While all SADC countries allow abortion when pregnancy is a risk to the mother’s life, only South Africa and Mozambique allow abortion ‘on demand’.
“Abortion laws were most restrictive in Madagascar and Malawi where the only ground for abortion is the risk to life.
“However, in Malawi, a new court ruling has injected new energy into the safe abortion campaign.
“The case involved the statutory rape and pregnancy of a 15-year-old girl during the lockdown.
“She sought the court’s intervention because she said the pregnancy threatened her life.”
Globally, there is debate on whether to advocate for the decriminalisation of abortion or for the legislation of safe abortions, a medical procedure that should be available to all women, Chinyepi said.

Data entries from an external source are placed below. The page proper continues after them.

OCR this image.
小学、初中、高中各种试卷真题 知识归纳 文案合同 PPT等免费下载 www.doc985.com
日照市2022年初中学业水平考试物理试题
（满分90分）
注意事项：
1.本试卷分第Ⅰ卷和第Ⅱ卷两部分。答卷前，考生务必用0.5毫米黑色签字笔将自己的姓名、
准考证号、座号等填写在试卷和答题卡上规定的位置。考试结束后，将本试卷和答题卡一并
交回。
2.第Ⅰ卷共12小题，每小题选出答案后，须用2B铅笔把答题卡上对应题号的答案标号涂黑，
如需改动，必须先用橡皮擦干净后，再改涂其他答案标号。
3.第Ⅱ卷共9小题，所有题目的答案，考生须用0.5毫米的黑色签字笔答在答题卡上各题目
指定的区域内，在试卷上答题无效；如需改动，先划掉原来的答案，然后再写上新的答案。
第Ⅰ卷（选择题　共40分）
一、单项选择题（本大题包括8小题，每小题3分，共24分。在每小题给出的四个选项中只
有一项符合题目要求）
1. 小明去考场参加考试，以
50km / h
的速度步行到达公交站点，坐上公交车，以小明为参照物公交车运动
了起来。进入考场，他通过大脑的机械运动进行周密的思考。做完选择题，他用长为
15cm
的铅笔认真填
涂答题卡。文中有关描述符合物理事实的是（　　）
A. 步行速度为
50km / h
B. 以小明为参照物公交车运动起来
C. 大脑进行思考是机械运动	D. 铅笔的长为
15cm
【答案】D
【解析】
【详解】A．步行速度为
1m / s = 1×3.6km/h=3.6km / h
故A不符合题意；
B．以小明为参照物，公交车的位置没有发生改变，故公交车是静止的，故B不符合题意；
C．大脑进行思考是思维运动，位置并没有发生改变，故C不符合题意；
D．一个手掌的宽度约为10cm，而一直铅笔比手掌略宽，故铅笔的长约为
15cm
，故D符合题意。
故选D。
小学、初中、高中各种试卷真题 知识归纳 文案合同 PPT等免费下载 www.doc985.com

Medication abortion is a safe and effective self-managed procedure to end an early pregnancy that gained ground in Latin America and is now in use across the globe.
In Botswana, COVID-19’s impact on the abortion debate has been significant. Speaking at the International Safe Abortion commemoration in Gaborone recently, the director of local NGO, Success Capital, Dumiso Gasha said the pandemic illuminated challenges and complexities around health and rights that included access to safe abortion, affordability and quality of related care.
He added that the debate on abortions also includes issues such as stigma, socio-economic conditions including poverty, literacy, means of livelihood and service delivery.
The Ministry of Health and Wellness is yet to take a position on whether to review the laws around abortion.